B-tree — the default and almost always right
A balanced B+ tree keyed by the indexed expression. The leaf level is a sorted doubly linked list of (key, tuple-pointer) pairs; internal nodes route lookups by key range. Tree height is typically 3-5 even for tables with billions of rows, because fan-out is hundreds of keys per page. Lookup is O(log n) with constants small enough that a single point query fits in a handful of buffer-pool hits.
B-tree indexes answer four shapes of query well:
Equality. WHERE id = 42. Walk to the leaf, return the
pointer. One to four buffer reads, microseconds.
Range. WHERE created_at BETWEEN '2026-01-01' AND '2026-01-31'.
Walk to the leaf at the start of the range, follow the leaf chain. Cost is proportional to
the size of the range, which is usually fine. Once the range is half the table, a
sequential scan wins.
Sort. ORDER BY created_at DESC LIMIT 100. The index is
already in sort order; walk the leaf chain backwards from the end. No actual sort happens.
Prefix on composite keys. A B-tree on (a, b, c) answers WHERE a = ?
and WHERE a = ? AND b = ? and WHERE a = ? AND b = ? AND c > ?.
It does not answer WHERE b = ? without scanning the whole index. The leftmost-
prefix rule is the single most important thing to know about composite indexes.
-- composite index (a, b, c)
SELECT * FROM t WHERE a = 1; -- uses index
SELECT * FROM t WHERE a = 1 AND b = 2; -- uses index
SELECT * FROM t WHERE a = 1 AND b = 2 AND c > 10; -- uses index
SELECT * FROM t WHERE a = 1 AND c = 10; -- uses (a) part only
SELECT * FROM t WHERE b = 2; -- does NOT use index
SELECT * FROM t WHERE c = 10; -- does NOT use indexThe order of columns matters: (country, city, zip) answers different queries
than (zip, city, country). Put the column most often filtered by equality
first; put the column most often used in a range last. The B-tree deep dive in this
section covers the page layout, split mechanics, and latching.
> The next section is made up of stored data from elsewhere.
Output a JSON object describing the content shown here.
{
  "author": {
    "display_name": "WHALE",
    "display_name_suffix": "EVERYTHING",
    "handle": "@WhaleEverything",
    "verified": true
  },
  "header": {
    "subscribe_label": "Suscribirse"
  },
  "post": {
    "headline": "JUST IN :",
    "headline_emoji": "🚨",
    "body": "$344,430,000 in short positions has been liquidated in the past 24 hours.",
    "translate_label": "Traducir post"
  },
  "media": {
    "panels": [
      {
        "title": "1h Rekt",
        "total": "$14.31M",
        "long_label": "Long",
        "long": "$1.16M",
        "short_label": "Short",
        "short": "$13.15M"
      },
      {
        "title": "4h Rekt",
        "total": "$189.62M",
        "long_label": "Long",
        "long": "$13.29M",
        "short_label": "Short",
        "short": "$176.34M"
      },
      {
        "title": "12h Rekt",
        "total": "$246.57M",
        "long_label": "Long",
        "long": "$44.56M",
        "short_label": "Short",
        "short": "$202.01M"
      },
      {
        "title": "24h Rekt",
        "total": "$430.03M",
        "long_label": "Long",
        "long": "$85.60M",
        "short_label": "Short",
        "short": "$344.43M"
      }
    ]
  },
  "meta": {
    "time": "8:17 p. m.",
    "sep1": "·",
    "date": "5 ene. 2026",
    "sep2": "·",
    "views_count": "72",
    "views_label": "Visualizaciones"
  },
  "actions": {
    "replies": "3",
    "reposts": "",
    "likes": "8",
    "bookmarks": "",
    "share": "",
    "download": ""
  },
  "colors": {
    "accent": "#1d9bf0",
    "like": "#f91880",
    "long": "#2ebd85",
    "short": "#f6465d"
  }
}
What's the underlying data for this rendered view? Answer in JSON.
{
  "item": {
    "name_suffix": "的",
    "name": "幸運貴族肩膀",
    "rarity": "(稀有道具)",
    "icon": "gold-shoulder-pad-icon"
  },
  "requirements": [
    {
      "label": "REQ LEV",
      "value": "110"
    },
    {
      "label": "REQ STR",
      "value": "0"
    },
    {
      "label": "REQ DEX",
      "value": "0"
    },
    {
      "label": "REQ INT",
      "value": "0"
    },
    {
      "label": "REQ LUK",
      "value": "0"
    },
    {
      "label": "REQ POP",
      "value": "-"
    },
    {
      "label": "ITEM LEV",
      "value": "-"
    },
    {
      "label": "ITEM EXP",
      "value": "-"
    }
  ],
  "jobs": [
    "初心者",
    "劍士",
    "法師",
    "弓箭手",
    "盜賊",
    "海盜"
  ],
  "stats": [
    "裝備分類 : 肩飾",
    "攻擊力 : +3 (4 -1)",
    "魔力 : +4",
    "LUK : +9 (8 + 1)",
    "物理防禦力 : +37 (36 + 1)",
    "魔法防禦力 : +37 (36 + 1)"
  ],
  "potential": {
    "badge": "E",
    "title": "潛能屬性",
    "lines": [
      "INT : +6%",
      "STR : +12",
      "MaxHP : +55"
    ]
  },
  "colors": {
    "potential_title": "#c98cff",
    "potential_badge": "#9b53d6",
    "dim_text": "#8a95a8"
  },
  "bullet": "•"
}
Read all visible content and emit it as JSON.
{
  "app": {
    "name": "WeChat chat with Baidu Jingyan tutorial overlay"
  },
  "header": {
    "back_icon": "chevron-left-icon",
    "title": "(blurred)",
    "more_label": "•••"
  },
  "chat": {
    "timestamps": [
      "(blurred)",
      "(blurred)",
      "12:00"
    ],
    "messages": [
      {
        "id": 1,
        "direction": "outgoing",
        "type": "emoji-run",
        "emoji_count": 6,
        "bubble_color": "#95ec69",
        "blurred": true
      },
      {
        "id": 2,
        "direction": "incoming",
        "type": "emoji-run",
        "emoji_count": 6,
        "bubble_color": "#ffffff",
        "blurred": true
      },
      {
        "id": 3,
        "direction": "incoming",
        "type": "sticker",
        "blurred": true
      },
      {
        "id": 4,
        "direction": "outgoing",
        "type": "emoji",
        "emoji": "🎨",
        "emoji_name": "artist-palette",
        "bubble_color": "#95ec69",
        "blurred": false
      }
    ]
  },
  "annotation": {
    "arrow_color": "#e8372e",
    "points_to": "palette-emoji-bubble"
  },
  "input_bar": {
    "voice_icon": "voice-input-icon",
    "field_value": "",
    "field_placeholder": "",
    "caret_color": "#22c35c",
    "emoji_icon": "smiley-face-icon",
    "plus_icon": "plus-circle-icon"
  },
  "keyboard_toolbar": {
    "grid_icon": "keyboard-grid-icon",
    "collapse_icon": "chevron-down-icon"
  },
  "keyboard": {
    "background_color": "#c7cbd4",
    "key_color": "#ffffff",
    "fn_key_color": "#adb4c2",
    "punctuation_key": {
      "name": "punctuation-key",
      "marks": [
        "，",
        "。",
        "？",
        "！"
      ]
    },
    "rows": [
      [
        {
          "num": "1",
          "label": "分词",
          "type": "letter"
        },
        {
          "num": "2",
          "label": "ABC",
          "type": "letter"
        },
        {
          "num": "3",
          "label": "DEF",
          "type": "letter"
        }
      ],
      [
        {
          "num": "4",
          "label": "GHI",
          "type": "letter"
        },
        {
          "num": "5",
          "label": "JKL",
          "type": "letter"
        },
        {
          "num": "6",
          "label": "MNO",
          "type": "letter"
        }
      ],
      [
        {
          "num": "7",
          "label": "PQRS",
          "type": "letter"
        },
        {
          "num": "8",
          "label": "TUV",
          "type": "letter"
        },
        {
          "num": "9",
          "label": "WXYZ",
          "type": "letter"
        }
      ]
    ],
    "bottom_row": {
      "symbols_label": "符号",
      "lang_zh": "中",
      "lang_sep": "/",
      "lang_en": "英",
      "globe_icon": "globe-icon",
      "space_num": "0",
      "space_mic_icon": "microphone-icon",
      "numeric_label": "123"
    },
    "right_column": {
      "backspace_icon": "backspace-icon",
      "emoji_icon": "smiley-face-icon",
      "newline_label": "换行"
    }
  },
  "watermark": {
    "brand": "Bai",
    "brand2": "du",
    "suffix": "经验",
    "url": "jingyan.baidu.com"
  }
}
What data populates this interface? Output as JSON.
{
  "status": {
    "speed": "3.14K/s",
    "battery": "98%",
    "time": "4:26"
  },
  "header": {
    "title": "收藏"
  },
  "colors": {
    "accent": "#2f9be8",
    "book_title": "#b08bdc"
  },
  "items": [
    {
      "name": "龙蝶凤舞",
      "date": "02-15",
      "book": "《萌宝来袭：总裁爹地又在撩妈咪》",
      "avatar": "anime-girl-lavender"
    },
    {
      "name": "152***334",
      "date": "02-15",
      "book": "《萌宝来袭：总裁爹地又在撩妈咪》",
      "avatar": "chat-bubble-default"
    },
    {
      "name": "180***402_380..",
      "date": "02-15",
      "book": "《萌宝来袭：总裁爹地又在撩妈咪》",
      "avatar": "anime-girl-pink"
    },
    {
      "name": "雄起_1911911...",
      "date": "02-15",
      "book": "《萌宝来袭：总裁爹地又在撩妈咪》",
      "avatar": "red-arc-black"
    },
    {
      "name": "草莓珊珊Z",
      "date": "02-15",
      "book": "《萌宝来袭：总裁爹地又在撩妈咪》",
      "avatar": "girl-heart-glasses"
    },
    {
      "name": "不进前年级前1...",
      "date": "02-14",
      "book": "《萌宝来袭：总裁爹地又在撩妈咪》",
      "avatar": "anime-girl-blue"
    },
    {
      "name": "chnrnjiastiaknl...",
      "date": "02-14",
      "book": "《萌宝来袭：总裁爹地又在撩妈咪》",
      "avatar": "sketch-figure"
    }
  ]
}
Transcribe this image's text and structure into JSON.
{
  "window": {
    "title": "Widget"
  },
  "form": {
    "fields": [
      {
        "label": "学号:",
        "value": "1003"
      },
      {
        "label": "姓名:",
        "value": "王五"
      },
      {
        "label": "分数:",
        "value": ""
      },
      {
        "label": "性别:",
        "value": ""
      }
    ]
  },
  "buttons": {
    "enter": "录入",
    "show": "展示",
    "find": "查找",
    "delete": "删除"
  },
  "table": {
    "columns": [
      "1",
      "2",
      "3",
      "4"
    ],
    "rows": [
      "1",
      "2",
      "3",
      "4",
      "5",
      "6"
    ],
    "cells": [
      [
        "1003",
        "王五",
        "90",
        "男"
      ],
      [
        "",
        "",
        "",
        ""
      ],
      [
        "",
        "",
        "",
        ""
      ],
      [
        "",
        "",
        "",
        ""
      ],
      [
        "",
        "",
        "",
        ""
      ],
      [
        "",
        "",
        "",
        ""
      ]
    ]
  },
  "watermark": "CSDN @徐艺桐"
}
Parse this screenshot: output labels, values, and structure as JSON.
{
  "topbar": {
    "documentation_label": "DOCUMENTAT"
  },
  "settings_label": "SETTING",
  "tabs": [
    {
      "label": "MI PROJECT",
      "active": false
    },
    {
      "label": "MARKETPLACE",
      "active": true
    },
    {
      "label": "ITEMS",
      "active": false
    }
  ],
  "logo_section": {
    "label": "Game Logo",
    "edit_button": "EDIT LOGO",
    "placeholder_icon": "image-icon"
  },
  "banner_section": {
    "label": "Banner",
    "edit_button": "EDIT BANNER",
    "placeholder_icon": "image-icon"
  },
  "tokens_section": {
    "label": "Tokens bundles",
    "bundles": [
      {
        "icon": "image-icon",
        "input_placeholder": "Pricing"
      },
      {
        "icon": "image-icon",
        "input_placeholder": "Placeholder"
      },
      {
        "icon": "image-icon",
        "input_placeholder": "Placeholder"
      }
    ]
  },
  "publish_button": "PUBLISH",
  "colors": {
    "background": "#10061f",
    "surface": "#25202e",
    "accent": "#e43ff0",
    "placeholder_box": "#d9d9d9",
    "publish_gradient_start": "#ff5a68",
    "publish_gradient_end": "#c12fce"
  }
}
Hash — niche, rarely the right pick
A hash index stores (hash(key), pointer) in a hash table. Equality lookup is O(1): a single hash and a fetch. It cannot do ranges, sorting, prefix matching, or composite-key prefix matching. It does not order leaves, so it cannot speed up ORDER BY.
In Postgres, hash indexes used to be unsafe across crashes (they weren't WAL-logged until 10.0). They are crash-safe now, but the planner still rarely chooses them over a B-tree because B-trees do equality almost as fast and do everything else better. The case for a hash index is narrow: a table where the column is huge (say, a 2KB JSON blob keyed by itself), the only access is exact equality, and you can prove the B-tree is paying for ordering you don't need. In practice almost no one ships hash indexes.
In MySQL InnoDB, the "adaptive hash index" is a different beast: an in-memory cache that the engine maintains on top of the B+ tree to short-circuit repeated lookups of the same keys. It's automatic, can be disabled, and on heavily-mixed workloads sometimes hurts more than it helps. The MySQL world has spent two decades debating whether to leave it on.
GIN — the right index for arrays, jsonb, and tsvector
Generalized Inverted iNdex. Every key in the indexed expression (every array element, every json key, every word in a tsvector) becomes a posting list of tuples that contain it. A query then intersects posting lists.
GIN excels at "contains" queries on multi-valued columns. WHERE tags @> '{red,large}'
on an array of tags, WHERE metadata @> '{"role": "admin"}' on a jsonb, or
WHERE search_vector @@ 'database & index' for full-text. Each "element" is
indexed once; a row with 20 tags creates 20 entries.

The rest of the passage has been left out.